The team, with the help of producer Robert Fryer, began work on the new project but hit a snag in late 1974. Bob Fosse suffered a severe heart attack but survived. The opening of the show had to be pushed back a couple months. This incident was dramatized in the Fosse directed 1979 semi-biopic, All That Jazz (the title of which was taken from Chicago's opening song). The musical finally opened in June of 1975 starring Gwen Verdon and Chita Rivera as jazz killers Roxie Hart and Velma Kelly (respectively) along with Jerry Orbach as their slick lawyer, Billy Flynn. The show, with its vaudevillian style and jazzy songs, was a modest hit running for a little over 2 years. The musical was overshadowed by the enormous hit of 1975 that was A Chorus Line (which dominated Broadway for the next 15 years). The show was revived in 1996 (thanks to a successful concert version done by New York's City Center) and was a runaway hit (the revival is still running on Broadway today). The musical had finally gotten its due winning several Tony Awards and Hollywood was definitely interested.
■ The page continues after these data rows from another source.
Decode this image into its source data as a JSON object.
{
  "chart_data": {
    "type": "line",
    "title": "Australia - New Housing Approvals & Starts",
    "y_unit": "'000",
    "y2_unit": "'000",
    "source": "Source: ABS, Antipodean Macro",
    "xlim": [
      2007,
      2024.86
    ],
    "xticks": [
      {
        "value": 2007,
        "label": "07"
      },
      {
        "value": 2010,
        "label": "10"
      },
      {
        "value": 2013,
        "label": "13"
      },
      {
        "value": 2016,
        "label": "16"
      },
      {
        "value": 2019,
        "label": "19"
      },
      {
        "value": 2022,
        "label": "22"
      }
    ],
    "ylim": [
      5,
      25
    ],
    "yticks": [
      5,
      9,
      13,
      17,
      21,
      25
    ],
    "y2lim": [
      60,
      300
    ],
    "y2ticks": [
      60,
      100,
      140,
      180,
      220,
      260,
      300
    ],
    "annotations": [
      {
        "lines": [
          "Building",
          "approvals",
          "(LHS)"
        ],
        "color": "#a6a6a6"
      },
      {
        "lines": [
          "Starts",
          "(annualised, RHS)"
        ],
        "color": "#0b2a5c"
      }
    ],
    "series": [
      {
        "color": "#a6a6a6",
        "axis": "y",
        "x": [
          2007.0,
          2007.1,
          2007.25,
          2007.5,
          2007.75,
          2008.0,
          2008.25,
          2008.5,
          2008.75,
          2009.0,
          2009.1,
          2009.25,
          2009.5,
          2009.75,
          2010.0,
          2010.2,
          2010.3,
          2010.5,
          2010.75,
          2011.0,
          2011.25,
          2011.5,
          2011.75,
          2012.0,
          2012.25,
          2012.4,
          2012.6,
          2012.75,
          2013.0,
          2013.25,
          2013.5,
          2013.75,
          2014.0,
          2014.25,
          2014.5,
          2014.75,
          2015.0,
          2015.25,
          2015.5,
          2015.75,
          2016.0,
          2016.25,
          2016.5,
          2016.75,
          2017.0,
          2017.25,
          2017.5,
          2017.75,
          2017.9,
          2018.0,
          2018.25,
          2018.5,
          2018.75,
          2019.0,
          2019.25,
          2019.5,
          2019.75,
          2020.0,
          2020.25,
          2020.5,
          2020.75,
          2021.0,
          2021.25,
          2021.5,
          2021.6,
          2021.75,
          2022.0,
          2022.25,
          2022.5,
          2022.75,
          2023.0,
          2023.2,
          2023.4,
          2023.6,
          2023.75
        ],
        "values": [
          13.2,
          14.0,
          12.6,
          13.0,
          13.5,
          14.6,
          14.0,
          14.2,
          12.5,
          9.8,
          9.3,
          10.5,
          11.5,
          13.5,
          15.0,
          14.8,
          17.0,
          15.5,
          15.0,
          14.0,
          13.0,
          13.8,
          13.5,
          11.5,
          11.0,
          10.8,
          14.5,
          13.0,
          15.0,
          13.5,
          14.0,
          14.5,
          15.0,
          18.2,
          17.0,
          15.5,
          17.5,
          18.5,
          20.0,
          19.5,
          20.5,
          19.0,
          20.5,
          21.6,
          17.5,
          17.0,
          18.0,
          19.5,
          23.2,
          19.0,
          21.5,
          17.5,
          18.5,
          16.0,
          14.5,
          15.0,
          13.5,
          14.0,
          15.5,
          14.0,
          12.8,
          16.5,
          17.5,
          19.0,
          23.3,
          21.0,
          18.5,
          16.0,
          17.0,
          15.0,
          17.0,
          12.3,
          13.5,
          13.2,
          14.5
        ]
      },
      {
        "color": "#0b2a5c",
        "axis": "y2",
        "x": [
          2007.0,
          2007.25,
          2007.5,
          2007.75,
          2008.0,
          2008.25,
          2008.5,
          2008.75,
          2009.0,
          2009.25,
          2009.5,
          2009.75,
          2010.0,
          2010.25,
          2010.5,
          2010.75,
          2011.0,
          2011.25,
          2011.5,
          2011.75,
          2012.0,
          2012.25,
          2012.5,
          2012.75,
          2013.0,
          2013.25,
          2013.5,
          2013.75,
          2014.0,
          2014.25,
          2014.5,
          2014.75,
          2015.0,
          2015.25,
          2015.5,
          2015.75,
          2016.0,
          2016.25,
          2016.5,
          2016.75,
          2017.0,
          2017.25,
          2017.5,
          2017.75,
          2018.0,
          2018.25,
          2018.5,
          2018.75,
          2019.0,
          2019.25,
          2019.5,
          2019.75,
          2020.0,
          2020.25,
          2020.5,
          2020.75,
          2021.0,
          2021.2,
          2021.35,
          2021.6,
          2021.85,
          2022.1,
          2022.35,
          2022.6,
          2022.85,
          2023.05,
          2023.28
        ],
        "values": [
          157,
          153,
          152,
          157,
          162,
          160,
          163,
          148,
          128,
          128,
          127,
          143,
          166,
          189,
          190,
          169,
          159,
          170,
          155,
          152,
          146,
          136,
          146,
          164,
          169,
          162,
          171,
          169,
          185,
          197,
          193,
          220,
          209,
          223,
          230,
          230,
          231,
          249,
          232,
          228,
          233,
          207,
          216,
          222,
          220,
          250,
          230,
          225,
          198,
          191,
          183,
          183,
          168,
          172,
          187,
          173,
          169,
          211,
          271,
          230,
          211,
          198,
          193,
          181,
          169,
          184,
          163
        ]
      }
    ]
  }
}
Produced by Harvey and Bob Weinstein for Miramax Films, the film version had taken its time to get to the screen. After months and months of casting meetings and director negotiations, the Weinsteins settled on Broadway choreographer Rob Marshall to make his feature film directorial debut. Marshall, with the help of screenwriter Bill Condon, knew that to make this stage musical palatable on film, they needed a good concept. In a genius move, Marshall decided that almost all of the musical numbers (save the opening number "All That Jazz" and the Finale) would exist inside the mind of the main character Roxie Hart (played by the cute Renee Zellweger). The story focuses on Roxie as she has murdered her lover and is sent to the Cook County Jail for her crime. After meeting the other inmates, including the infamous Velma Kelly (the phenomenal Catherine Zeta-Jones in an Oscar-winning performance), Roxie retains the services of attorney Billy Flynn (charmingly played by Richard Gere). Billy begins his showmanship and manipulations to get Roxie acquitted. It is a fantastic musical with fabulous musical numbers (especially the opening number, "The Cell Block Tango" and "Razzle Dazzle") and they all feature Marshall's Fosse-style choreography. The supporting cast includes Queen Latifah as the prison matron, John C. Reilly as Roxie's husband and Christine Baranski as a sympathetic reporter, each of whom are superb in their roles. The look of the film is very reminiscent of Fosse's stylized film version of Cabaret but is very much its own movie (and, in many ways, superior to the 1972 hit). This brilliant musical was a big hit with audiences and critics winning several Academy Awards including Best Picture.